Let this point be $(x,y)$, then the distance to all $N$ points can be written as this: $\sum _{i=1}^N|x-x_i|+|y-y_i|=\sum _{i=1}^N|x-x_i|+\sum _{i=1}^N|y-y_i|$. As the $x$ and $y$ coordinate are independent, we minimize each summand seperately.

Finding the the value of $x$ that minimizes $\sum _{i=1}^N|x-x_i|$ is a classic problem, which you can solve by calculating the median of the array $x_1,x_2,\dots ,x_N$. In fact, moving away from $x$ will never decrease the total sum.
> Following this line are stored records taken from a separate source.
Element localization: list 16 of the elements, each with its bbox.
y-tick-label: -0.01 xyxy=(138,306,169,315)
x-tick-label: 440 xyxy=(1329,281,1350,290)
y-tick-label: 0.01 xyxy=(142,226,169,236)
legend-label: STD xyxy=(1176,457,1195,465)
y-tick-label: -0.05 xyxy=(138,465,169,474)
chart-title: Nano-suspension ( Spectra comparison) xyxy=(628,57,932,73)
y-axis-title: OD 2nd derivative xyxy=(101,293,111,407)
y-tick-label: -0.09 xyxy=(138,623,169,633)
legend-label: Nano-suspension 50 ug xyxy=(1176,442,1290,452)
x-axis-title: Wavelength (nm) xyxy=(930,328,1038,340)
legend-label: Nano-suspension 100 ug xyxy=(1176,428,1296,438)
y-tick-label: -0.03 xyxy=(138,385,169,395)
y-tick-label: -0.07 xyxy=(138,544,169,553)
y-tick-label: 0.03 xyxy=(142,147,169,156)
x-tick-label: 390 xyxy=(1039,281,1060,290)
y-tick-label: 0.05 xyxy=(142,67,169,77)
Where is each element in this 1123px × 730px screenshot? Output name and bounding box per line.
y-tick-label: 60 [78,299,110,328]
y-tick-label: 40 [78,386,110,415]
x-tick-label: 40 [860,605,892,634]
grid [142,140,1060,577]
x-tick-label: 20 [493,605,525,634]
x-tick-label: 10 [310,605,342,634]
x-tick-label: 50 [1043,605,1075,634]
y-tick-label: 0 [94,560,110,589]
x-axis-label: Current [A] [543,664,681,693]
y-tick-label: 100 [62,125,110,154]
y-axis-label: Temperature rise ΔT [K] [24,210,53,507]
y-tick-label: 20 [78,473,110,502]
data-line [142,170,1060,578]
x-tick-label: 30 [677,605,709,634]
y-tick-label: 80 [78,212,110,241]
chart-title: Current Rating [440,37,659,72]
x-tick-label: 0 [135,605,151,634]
Now back to the original problem, we need to find two points that minimize the distances. It's clear that the point we found above must be one of them. In fact the second point is just near the first point. Let the second point be $(x^{\prime },y^{\prime })$, then I claim $|x-x^{\prime }|+|y-y^{\prime }|=1$, that is, it's one of the four neighbours of the first point.

Still, we consider each dimension seperately, find $x,x^{\prime }$ that minimize $\sum _{i=1}^N|x-x_i|+\sum _{i=1}^N|x^{\prime }-x_i|$. Suppose $x$ is the median, as moving away from it will always increase the answer, therefore, the optimal choice of $x^{\prime }$ would be one of $x\pm 1$. Therefore in the two dimensional case, we must have $x^{\prime }=x\pm 1,y^{\prime }=y\pm 1$.

You could check all $8$ integer points around $(x,y)$, but it suffices to check only the four neighbours.